Pediatric Division of Cardiology, University of California, San Francisco, San Francisco, California 94143, USA.
Ann Thorac Surg. 2013 Sep;96(3):938-42. doi: 10.1016/j.athoracsur.2013.05.057. Epub 2013 Aug 8.
Hemidiaphragm paralysis from phrenic nerve injury is a known complication of congenital cardiac surgery. Return of diaphragm function has been reported; however, prior studies on this subject have been limited by small numbers, static assessment methods, or observation of plicated or non-plicated patients alone. To describe return of function, we reviewed fluoroscopy and ultrasonography in all diagnosed cases of diaphragmatic paralysis.
Surgical cases at our institution between 1991 and 2010 were identified for patients with postoperative hemidiaphragm paralysis diagnosed by chest X-ray, ultrasound, or fluoroscopy. Follow-up ultrasound and fluoroscopic studies were reviewed for return of diaphragm function.
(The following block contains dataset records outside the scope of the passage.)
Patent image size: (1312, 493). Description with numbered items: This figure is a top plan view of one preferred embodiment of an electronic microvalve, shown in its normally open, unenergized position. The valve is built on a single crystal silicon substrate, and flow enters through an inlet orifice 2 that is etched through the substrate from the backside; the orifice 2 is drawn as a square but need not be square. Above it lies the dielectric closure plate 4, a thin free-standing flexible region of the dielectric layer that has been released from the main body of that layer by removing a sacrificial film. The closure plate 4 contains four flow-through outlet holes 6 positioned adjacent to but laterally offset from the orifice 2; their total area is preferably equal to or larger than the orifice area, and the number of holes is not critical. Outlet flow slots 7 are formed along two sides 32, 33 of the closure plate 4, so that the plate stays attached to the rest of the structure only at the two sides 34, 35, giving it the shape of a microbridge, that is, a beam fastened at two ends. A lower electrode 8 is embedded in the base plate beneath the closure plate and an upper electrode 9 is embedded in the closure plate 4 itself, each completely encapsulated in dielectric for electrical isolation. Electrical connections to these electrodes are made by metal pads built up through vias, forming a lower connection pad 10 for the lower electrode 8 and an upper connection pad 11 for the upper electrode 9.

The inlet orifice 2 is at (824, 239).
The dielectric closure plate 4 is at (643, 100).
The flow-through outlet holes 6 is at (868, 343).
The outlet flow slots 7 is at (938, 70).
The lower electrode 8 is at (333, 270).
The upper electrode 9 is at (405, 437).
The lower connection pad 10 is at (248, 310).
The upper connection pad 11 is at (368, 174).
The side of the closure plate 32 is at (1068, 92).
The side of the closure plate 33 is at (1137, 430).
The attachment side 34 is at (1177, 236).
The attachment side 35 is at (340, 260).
Seventy-two cases of postoperative hemidiaphragm paralysis were identified. Forty cases were plicated prior to discharge. Plicated patients were younger at time of diagnosis (median 46 days average 3.6 months; p=0.025) and had a larger proportion of single ventricle diagnoses (48% vs 16%) compared with non-plicated patients. Twenty-six patients with paralysis were excluded in follow-up due to lack of studies documenting diaphragm function after the diagnostic study. Of the remaining 46 cases, median follow-up was 353 days (range: 6 days to 17 years). Plicated and non-plicated patients regained function at similar frequency (60% and 54.8%, respectively). Plication status, Risk Adjustment for Congenital Heart Surgery (RACHS) 1 score, age at diagnosis, and side of paralysis did not predict failure of recovery.
In the current era, return of diaphragm function after phrenic nerve injury sustained during congenital cardiac surgery is a known occurrence; however, predicting recovery continues to be difficult.
膈神经损伤导致的膈肌麻痹是先天性心脏手术的已知并发症。已有报道称膈肌功能可恢复;然而,此前关于这一主题的研究受到病例数量少、静态评估方法或仅观察折叠或非折叠患者的限制。为了描述功能的恢复,我们回顾了所有诊断为膈肌麻痹的病例的透视和超声检查。
本机构于 1991 年至 2010 年期间对术后膈神经麻痹的患者进行了手术病例回顾,膈神经麻痹通过胸部 X 射线、超声或透视诊断。回顾了后续的超声和透视研究,以了解膈肌功能的恢复情况。
共确定了 72 例术后膈肌麻痹病例。40 例在出院前进行了折叠术。诊断时折叠组患者年龄较小(中位数 46 天,平均 3.6 个月;p=0.025),且单心室诊断比例较高(48%比 16%)。由于缺乏诊断研究后记录膈肌功能的研究,26 例麻痹患者在随访中被排除在外。在剩余的 46 例中,中位随访时间为 353 天(范围:6 天至 17 年)。折叠组和非折叠组恢复功能的频率相似(分别为 60%和 54.8%)。折叠状态、先天性心脏手术风险调整(RACHS)1 评分、诊断时的年龄和麻痹侧均不能预测恢复失败。
在当前时代,先天性心脏手术后膈神经损伤导致的膈肌功能恢复是已知的,但预测恢复仍然很困难。